One might ask, “well, why doesn’t everyone do this? Why do people pay 100% of their debt if they could settle and only pay 50%?”
The answer is that in order to get debt settlement, the following things are usually required:
- You must be very delinquent (usually a minimum of six months behind in your payments. Being a year or more behind in payments is more typical)
- You must have access to large sums of cash so that you can pay your settlements with one or a few payments.
- You must be successful in settling with ALL of your big creditors
- You must be able to tolerate being sued, having wages garnished and having bank accounts frozen during the negotiation period.
The big problem with debt negotiation, the thing that most settlement/negotiation companies don’t want you to know, is that for many people debt settlement is almost as bad or worse for your credit than bankruptcy. Why? Because to get a good settlement you have to stop paying your cards for about a year. During that time you get law suits and judgments. Putting the headache of it all aside, a year or two of missed payments and judgments is more or less as bad for your credit having a bankruptcy. Also consider what happens if you have several cards? One of them settles and the other one does not. Now you still have to file bankruptcy after paying several thousands in settlements to one card. However, the worst risk, and most common failure of debt settlement and debt negotiation is explained below.

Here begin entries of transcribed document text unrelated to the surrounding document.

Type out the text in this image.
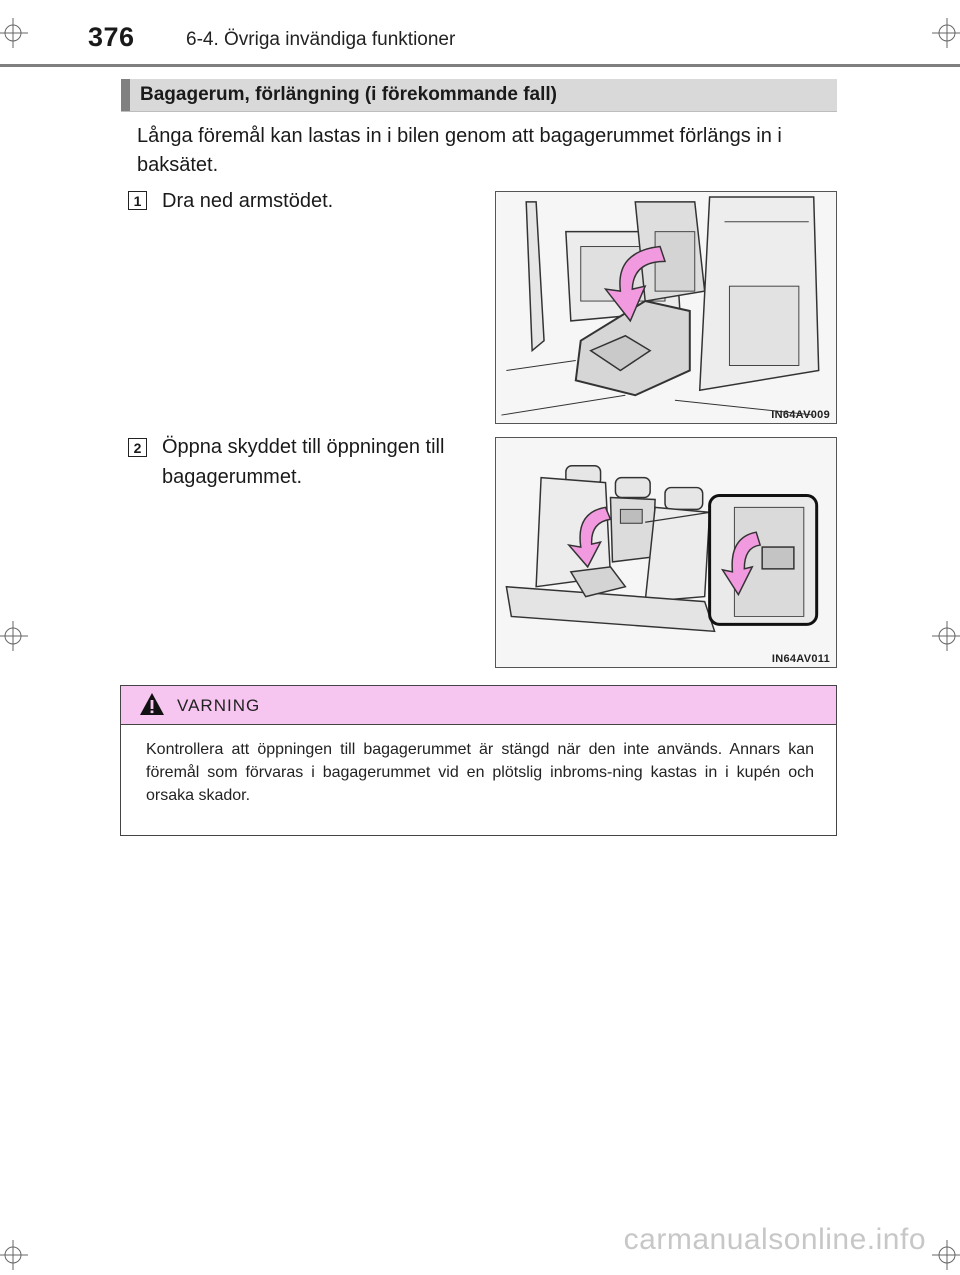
376	6-4. Övriga invändiga funktioner
Bagagerum, förlängning (i förekommande fall)
Långa föremål kan lastas in i bilen genom att bagagerummet förlängs in i baksätet.
1 Dra ned armstödet.
IN64AV009
2 Öppna skyddet till öppningen till bagagerummet.
IN64AV011
VARNING
Kontrollera att öppningen till bagagerummet är stängd när den inte används. Annars kan föremål som förvaras i bagagerummet vid en plötslig inbroms-ning kastas in i kupén och orsaka skador.
carmanualsonline.info
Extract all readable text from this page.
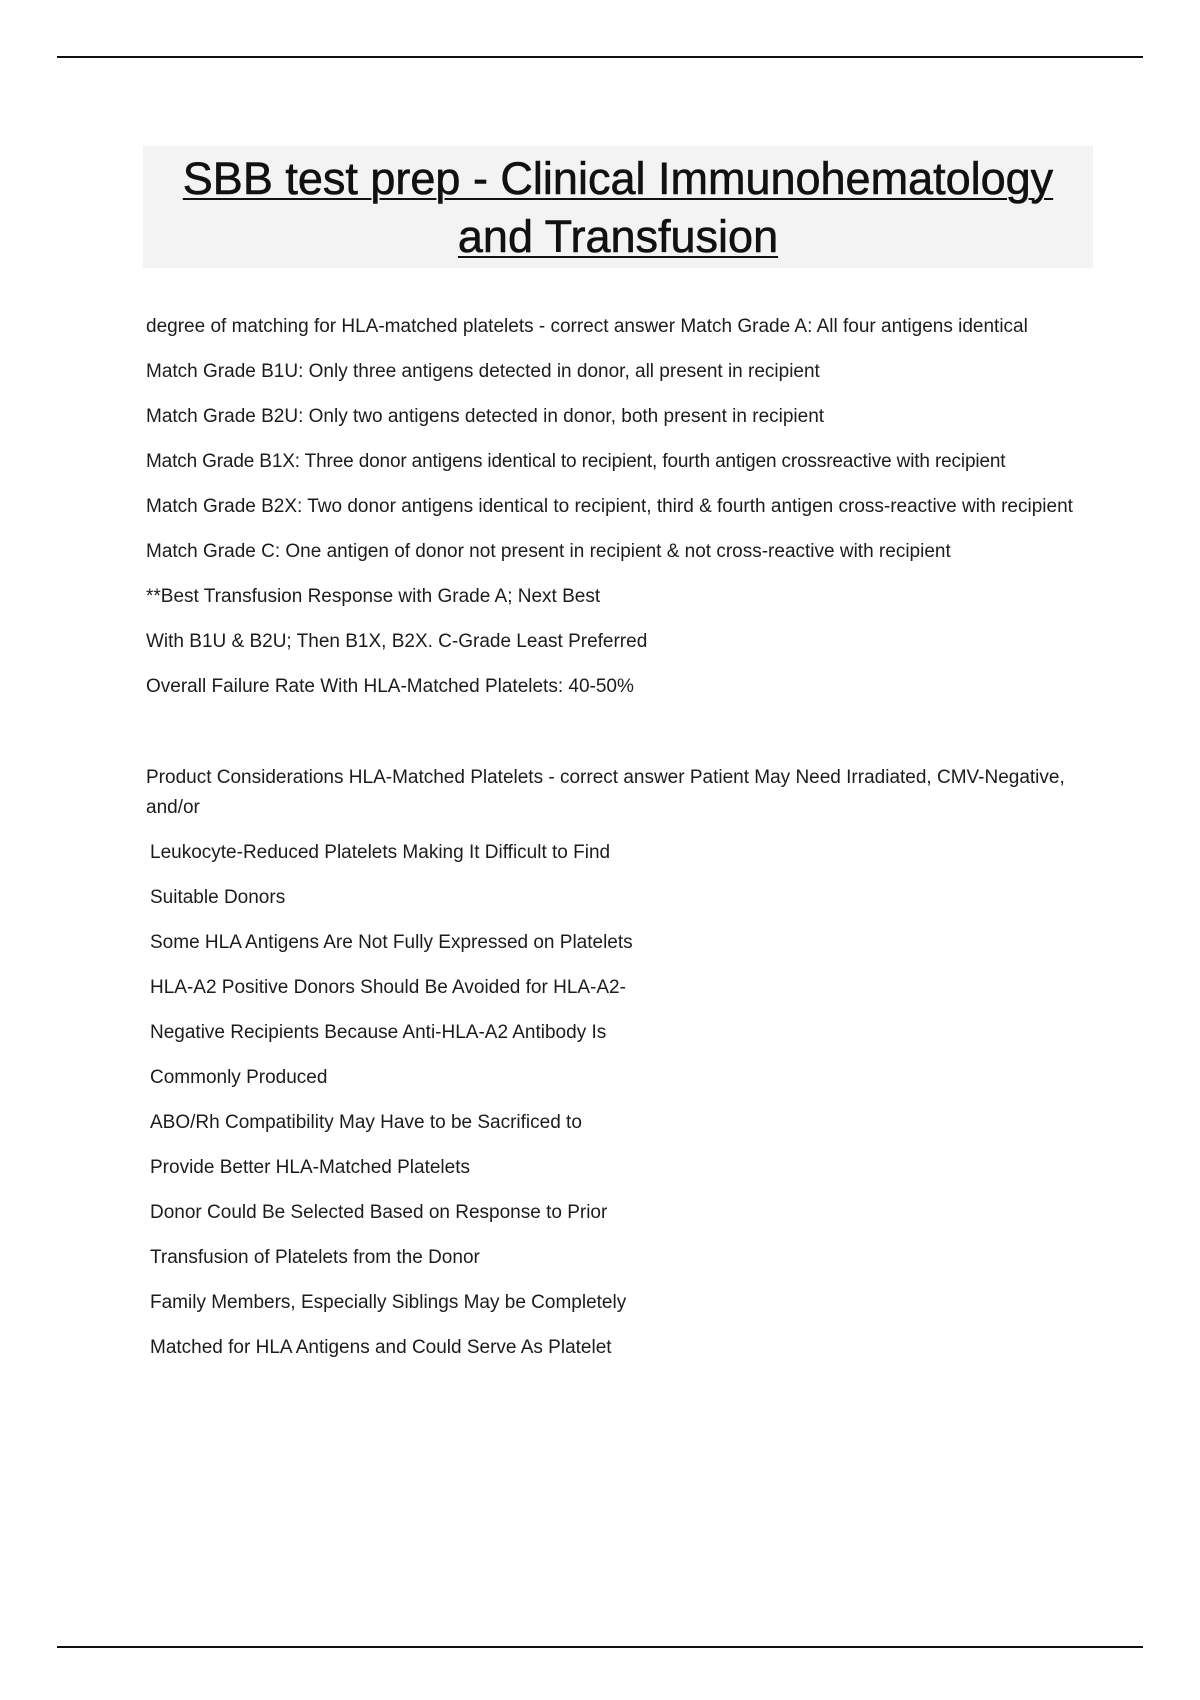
SBB test prep - Clinical Immunohematology
and Transfusion

degree of matching for HLA-matched platelets - correct answer Match Grade A: All four antigens identical

Match Grade B1U: Only three antigens detected in donor, all present in recipient

Match Grade B2U: Only two antigens detected in donor, both present in recipient

Match Grade B1X: Three donor antigens identical to recipient, fourth antigen crossreactive with recipient

Match Grade B2X: Two donor antigens identical to recipient, third & fourth antigen cross-reactive with recipient

Match Grade C: One antigen of donor not present in recipient & not cross-reactive with recipient

**Best Transfusion Response with Grade A; Next Best

With B1U & B2U; Then B1X, B2X. C-Grade Least Preferred

Overall Failure Rate With HLA-Matched Platelets: 40-50%

Product Considerations HLA-Matched Platelets - correct answer Patient May Need Irradiated, CMV-Negative, and/or

Leukocyte-Reduced Platelets Making It Difficult to Find

Suitable Donors

Some HLA Antigens Are Not Fully Expressed on Platelets

HLA-A2 Positive Donors Should Be Avoided for HLA-A2-

Negative Recipients Because Anti-HLA-A2 Antibody Is

Commonly Produced

ABO/Rh Compatibility May Have to be Sacrificed to

Provide Better HLA-Matched Platelets

Donor Could Be Selected Based on Response to Prior

Transfusion of Platelets from the Donor

Family Members, Especially Siblings May be Completely

Matched for HLA Antigens and Could Serve As Platelet
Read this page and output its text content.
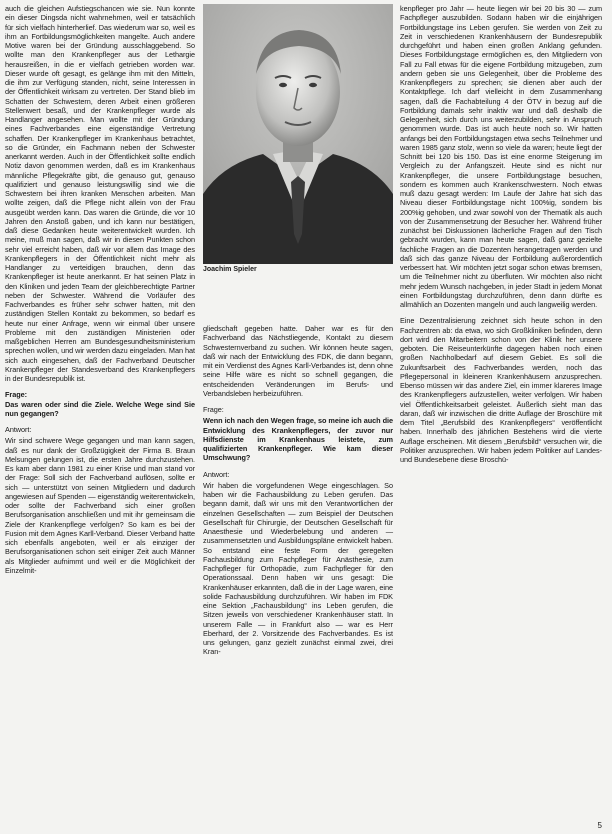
auch die gleichen Aufstiegschancen wie sie. Nun konnte ein dieser Dingsda nicht wahrnehmen, weil er tatsächlich für sich vielfach hinterherlief. Das wiederum war so, weil es ihm an Fortbildungsmöglichkeiten mangelte. Auch andere Motive waren bei der Gründung ausschlaggebend. So wollte man den Krankenpfleger aus der Lethargie herausreißen, in die er vielfach getrieben worden war. Dieser wurde oft gesagt, es gelänge ihm mit den Mitteln, die ihm zur Verfügung standen, nicht, seine Interessen in der Öffentlichkeit wirksam zu vertreten. Der Stand blieb im Schatten der Schwestern, deren Arbeit einen größeren Stellenwert besaß, und der Krankenpfleger wurde als Handlanger angesehen. Man wollte mit der Gründung eines Fachverbandes eine eigenständige Vertretung schaffen. Der Krankenpfleger im Krankenhaus betrachtet, so die Gründer, ein Fachmann neben der Schwester anerkannt werden. Auch in der Öffentlichkeit sollte endlich Notiz davon genommen werden, daß es im Krankenhaus männliche Pflegekräfte gibt, die genauso gut, genauso qualifiziert und genauso leistungswillig sind wie die Schwestern bei ihren kranken Menschen arbeiten. Man wollte zeigen, daß die Pflege nicht allein von der Frau ausgeübt werden kann. Das waren die Gründe, die vor 10 Jahren den Anstoß gaben, und ich kann nur bestätigen, daß diese Gedanken heute weiterentwickelt wurden. Ich meine, muß man sagen, daß wir in diesen Punkten schon sehr viel erreicht haben, daß wir vor allem das Image des Krankenpflegers in der Öffentlichkeit nicht mehr als Handlanger zu verteidigen brauchen, denn das Krankenpfleger ist heute anerkannt. Er hat seinen Platz in den Kliniken und jeden Team der gleichberechtigte Partner neben der Schwester. Während die Vorläufer des Fachverbandes es früher sehr schwer hatten, mit den zuständigen Stellen Kontakt zu bekommen, so bedarf es heute nur einer Anfrage, wenn wir einmal über unsere Probleme mit den zuständigen Ministerien oder maßgeblichen Herren am Bundesgesundheitsministerium sprechen wollen, und wir werden dazu eingeladen. Man hat sich auch eingesehen, daß der Fachverband Deutscher Krankenpfleger der Standesverband des Krankenpflegers in der Bundesrepublik ist.

Frage:
Das waren oder sind die Ziele. Welche Wege sind Sie nun gegangen?

Antwort:

Wir sind schwere Wege gegangen und man kann sagen, daß es nur dank der Großzügigkeit der Firma B. Braun Melsungen gelungen ist, die ersten Jahre durchzustehen. Es kam aber dann 1981 zu einer Krise und man stand vor der Frage: Soll sich der Fachverband auflösen, sollte er sich — unterstützt von seinen Mitgliedern und dadurch angewiesen auf Spenden — eigenständig weiterentwickeln, oder sollte der Fachverband sich einer großen Berufsorganisation anschließen und mit ihr gemeinsam die Ziele der Krankenpflege verfolgen? So kam es bei der Fusion mit dem Agnes Karll-Verband. Dieser Verband hatte sich ebenfalls angeboten, weil er als einziger der Berufsorganisationen schon seit einiger Zeit auch Männer als Mitglieder aufnimmt und weil er die Möglichkeit der Einzelmit-

Joachim Spieler

gliedschaft gegeben hatte. Daher war es für den Fachverband das Nächstliegende, Kontakt zu diesem Schwesternverband zu suchen. Wir können heute sagen, daß wir nach der Entwicklung des FDK, die dann begann, mit ein Verdienst des Agnes Karll-Verbandes ist, denn ohne seine Hilfe wäre es nicht so schnell gegangen, die entscheidenden Veränderungen im Berufs- und Verbandsleben herbeizuführen.

Frage:

Wenn ich nach den Wegen frage, so meine ich auch die Entwicklung des Krankenpflegers, der zuvor nur Hilfsdienste im Krankenhaus leistete, zum qualifizierten Krankenpfleger. Wie kam dieser Umschwung?

Antwort:

Wir haben die vorgefundenen Wege eingeschlagen. So haben wir die Fachausbildung zu Leben gerufen. Das begann damit, daß wir uns mit den Verantwortlichen der einzelnen Gesellschaften — zum Beispiel der Deutschen Gesellschaft für Chirurgie, der Deutschen Gesellschaft für Anaesthesie und Wiederbelebung und anderen — zusammensetzten und Ausbildungspläne entwickelt haben. So entstand eine feste Form der geregelten Fachausbildung zum Fachpfleger für Anästhesie, zum Fachpfleger für Orthopädie, zum Fachpfleger für den Operationssaal. Denn haben wir uns gesagt: Die Krankenhäuser erkannten, daß die in der Lage waren, eine solide Fachausbildung durchzuführen. Wir haben im FDK eine Sektion „Fachausbildung“ ins Leben gerufen, die Sitzen jeweils von verschiedener Krankenhäuser statt. In unserem Falle — in Frankfurt also — war es Herr Eberhard, der 2. Vorsitzende des Fachverbandes. Es ist uns gelungen, ganz gezielt zunächst einmal zwei, drei Kran-

kenpfleger pro Jahr — heute liegen wir bei 20 bis 30 — zum Fachpfleger auszubilden. Sodann haben wir die einjährigen Fortbildungstage ins Leben gerufen. Sie werden von Zeit zu Zeit in verschiedenen Krankenhäusern der Bundesrepublik durchgeführt und haben einen großen Anklang gefunden. Dieses Fortbildungstage ermöglichen es, den Mitgliedern von Fall zu Fall etwas für die eigene Fortbildung mitzugeben, zum andern geben sie uns Gelegenheit, über die Probleme des Krankenpflegers zu sprechen; sie dienen aber auch der Kontaktpflege. Ich darf vielleicht in dem Zusammenhang sagen, daß die Fachabteilung 4 der ÖTV in bezug auf die Fortbildung damals sehr inaktiv war und daß deshalb die Gelegenheit, sich durch uns weiterzubilden, sehr in Anspruch genommen wurde. Das ist auch heute noch so. Wir hatten anfangs bei den Fortbildungstagen etwa sechs Teilnehmer und waren 1985 ganz stolz, wenn so viele da waren; heute liegt der Schnitt bei 120 bis 150. Das ist eine enorme Steigerung im Vergleich zu der Anfangszeit. Heute sind es nicht nur Krankenpfleger, die unsere Fortbildungstage besuchen, sondern es kommen auch Krankenschwestern. Noch etwas muß dazu gesagt werden: Im Laufe der Jahre hat sich das Niveau dieser Fortbildungstage nicht 100%ig, sondern bis 200%ig gehoben, und zwar sowohl von der Thematik als auch von der Zusammensetzung der Besucher her. Während früher zunächst bei Diskussionen lächerliche Fragen auf den Tisch gebracht wurden, kann man heute sagen, daß ganz gezielte fachliche Fragen an die Dozenten herangetragen werden und daß sich das ganze Niveau der Fortbildung außerordentlich verbessert hat. Wir möchten jetzt sogar schon etwas bremsen, um die Teilnehmer nicht zu überfluten. Wir möchten also nicht mehr jedem Wunsch nachgeben, in jeder Stadt in jedem Monat einen Fortbildungstag durchzuführen, denn dann dürfte es allmählich an Dozenten mangeln und auch langweilig werden.

Eine Dezentralisierung zeichnet sich heute schon in den Fachzentren ab: da etwa, wo sich Großkliniken befinden, denn dort wird den Mitarbeitern schon von der Klinik her unsere geboten. Die Reiseunterkünfte dagegen haben noch einen großen Nachholbedarf auf diesem Gebiet. Es soll die Zukunftsarbeit des Fachverbandes werden, noch das Pflegepersonal in kleineren Krankenhäusern anzusprechen. Ebenso müssen wir das andere Ziel, ein immer klareres Image des Krankenpflegers aufzustellen, weiter verfolgen. Wir haben viel Öffentlichkeitsarbeit geleistet. Äußerlich sieht man das daran, daß wir inzwischen die dritte Auflage der Broschüre mit dem Titel „Berufsbild des Krankenpflegers“ veröffentlicht haben. Innerhalb des jährlichen Bestehens wird die vierte Auflage erscheinen. Mit diesem „Berufsbild“ versuchen wir, die Politiker anzusprechen. Wir haben jedem Politiker auf Landes- und Bundesebene diese Broschü-

5
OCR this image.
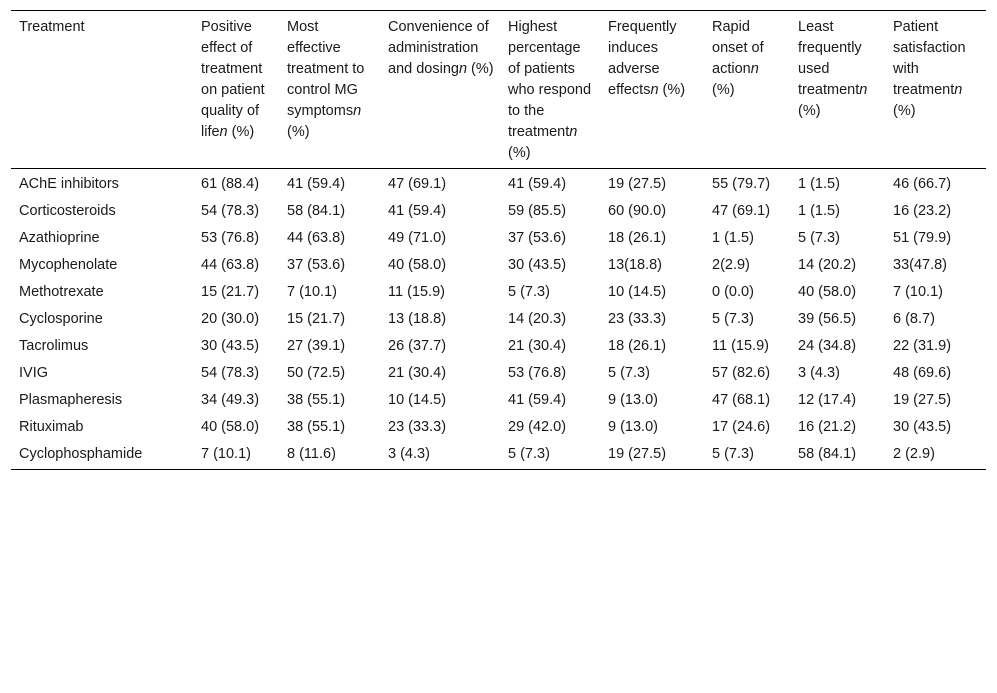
Treatment	Positive effect of treatment on patient quality of lifen (%)	Most effective treatment to control MG symptomsn (%)	Convenience of administration and dosingn (%)	Highest percentage of patients who respond to the treatmentn (%)	Frequently induces adverse effectsn (%)	Rapid onset of actionn (%)	Least frequently used treatmentn (%)	Patient satisfaction with treatmentn (%)
AChE inhibitors	61 (88.4)	41 (59.4)	47 (69.1)	41 (59.4)	19 (27.5)	55 (79.7)	1 (1.5)	46 (66.7)
Corticosteroids	54 (78.3)	58 (84.1)	41 (59.4)	59 (85.5)	60 (90.0)	47 (69.1)	1 (1.5)	16 (23.2)
Azathioprine	53 (76.8)	44 (63.8)	49 (71.0)	37 (53.6)	18 (26.1)	1 (1.5)	5 (7.3)	51 (79.9)
Mycophenolate	44 (63.8)	37 (53.6)	40 (58.0)	30 (43.5)	13(18.8)	2(2.9)	14 (20.2)	33(47.8)
Methotrexate	15 (21.7)	7 (10.1)	11 (15.9)	5 (7.3)	10 (14.5)	0 (0.0)	40 (58.0)	7 (10.1)
Cyclosporine	20 (30.0)	15 (21.7)	13 (18.8)	14 (20.3)	23 (33.3)	5 (7.3)	39 (56.5)	6 (8.7)
Tacrolimus	30 (43.5)	27 (39.1)	26 (37.7)	21 (30.4)	18 (26.1)	11 (15.9)	24 (34.8)	22 (31.9)
IVIG	54 (78.3)	50 (72.5)	21 (30.4)	53 (76.8)	5 (7.3)	57 (82.6)	3 (4.3)	48 (69.6)
Plasmapheresis	34 (49.3)	38 (55.1)	10 (14.5)	41 (59.4)	9 (13.0)	47 (68.1)	12 (17.4)	19 (27.5)
Rituximab	40 (58.0)	38 (55.1)	23 (33.3)	29 (42.0)	9 (13.0)	17 (24.6)	16 (21.2)	30 (43.5)
Cyclophosphamide	7 (10.1)	8 (11.6)	3 (4.3)	5 (7.3)	19 (27.5)	5 (7.3)	58 (84.1)	2 (2.9)
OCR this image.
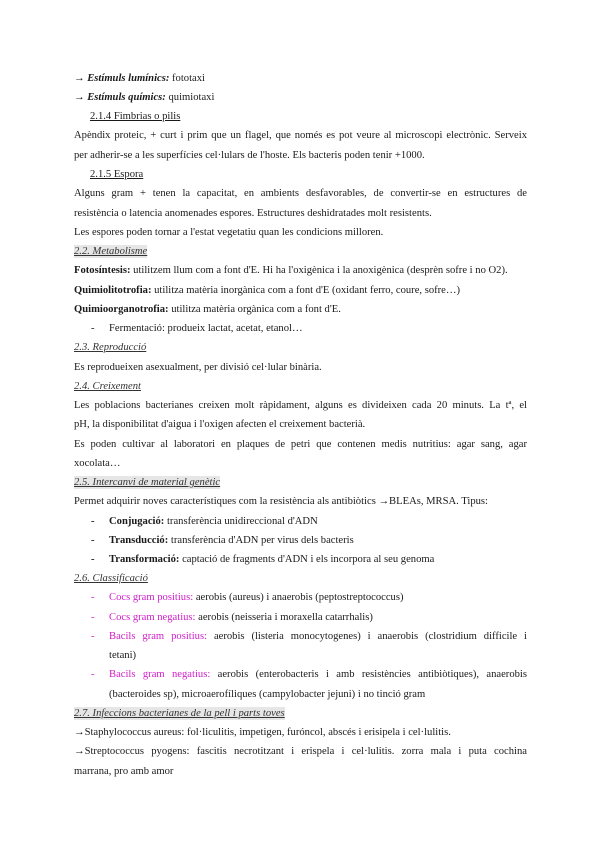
→ Estímuls lumínics: fototaxi
→ Estímuls químics: quimiotaxi
2.1.4 Fimbrias o pilis
Apèndix proteic, + curt i prim que un flagel, que només es pot veure al microscopi electrònic. Serveix
per adherir-se a les superfícies cel·lulars de l'hoste. Els bacteris poden tenir +1000.
2.1.5 Espora
Alguns gram + tenen la capacitat, en ambients desfavorables, de convertir-se en estructures de
resistència o latencia anomenades espores. Estructures deshidratades molt resistents.
Les espores poden tornar a l'estat vegetatiu quan les condicions milloren.
2.2. Metabolisme
Fotosíntesis: utilitzem llum com a font d'E. Hi ha l'oxigènica i la anoxigènica (desprèn sofre i no O2).
Quimiolitotrofia: utilitza matèria inorgànica com a font d'E (oxidant ferro, coure, sofre…)
Quimioorganotrofia: utilitza matèria orgànica com a font d'E.
- Fermentació: produeix lactat, acetat, etanol…
2.3. Reproducció
Es reprodueixen asexualment, per divisió cel·lular binària.
2.4. Creixement
Les poblacions bacterianes creixen molt ràpidament, alguns es divideixen cada 20 minuts. La tª, el
pH, la disponibilitat d'aigua i l'oxigen afecten el creixement bacterià.
Es poden cultivar al laboratori en plaques de petri que contenen medis nutritius: agar sang, agar
xocolata…
2.5. Intercanvi de material genètic
Permet adquirir noves característiques com la resistència als antibiòtics →BLEAs, MRSA. Tipus:
- Conjugació: transferència unidireccional d'ADN
- Transducció: transferència d'ADN per virus dels bacteris
- Transformació: captació de fragments d'ADN i els incorpora al seu genoma
2.6. Classificació
- Cocs gram positius: aerobis (aureus) i anaerobis (peptostreptococcus)
- Cocs gram negatius: aerobis (neisseria i moraxella catarrhalis)
- Bacils gram positius: aerobis (listeria monocytogenes) i anaerobis (clostridium difficile i
tetani)
- Bacils gram negatius: aerobis (enterobacteris i amb resistències antibiòtiques), anaerobis
(bacteroides sp), microaerofíliques (campylobacter jejuni) i no tinció gram
2.7. Infeccions bacterianes de la pell i parts toves
→Staphylococcus aureus: fol·liculitis, impetigen, furóncol, abscés i erisipela i cel·lulitis.
→Streptococcus pyogens: fascitis necrotitzant i erispela i cel·lulitis. zorra mala i puta cochina
marrana, pro amb amor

Imagine you owe $21,000 of debt to American Express. In order to settle right away you probably need to pay AMEX somewhere between 30% and 60% of what you owe.
30% is $6,300. 60% is $12,600.
If you don’t have a big savings account or a rich relative, you will have to make monthly payments to your debt settlement company (to save up the settlement amount). If you can make monthly payments of $300, it will take you 21 months (almost 2 years) to save up $6200. Even when you settle the debt, your credit will be destroyed because you will not have made payments for two years.
BUT WAIT!!! I still didn’t calculate the FEE you pay to the debt settlement company. They will probably charge you at least $2000, and the first $2000 you pay them with your monthly payments will go right to fees. SO, it will take another 7 months (well over 2 years) before you have enough money just to settle your AMEX card debt.
BUT WAIT AGAIN!!! What about late charges, the 30% interest that the cards charge after you stop making payments? After two years, that $21,000 of debt will become over $35,000 of debt. Now $6200 won’t be enough to settle. You might have to pay over $10,000.
It goes on and on like this. Usually after a year or so, your creditor gets a judgment and garnishes your wages or freezes your bank account. Then, after having paid thousands of dollars to a debt settlement company, you walk into my office and file bankruptcy.
If you had come straight to my office a year before, you would have already begun restoring good credit.
This is why for most people Debt Settlement is a wasteful, painful dead-end street. I do Debt Settlement ONLY when it is necessary and in my client’s best interest. That is very rarely the case.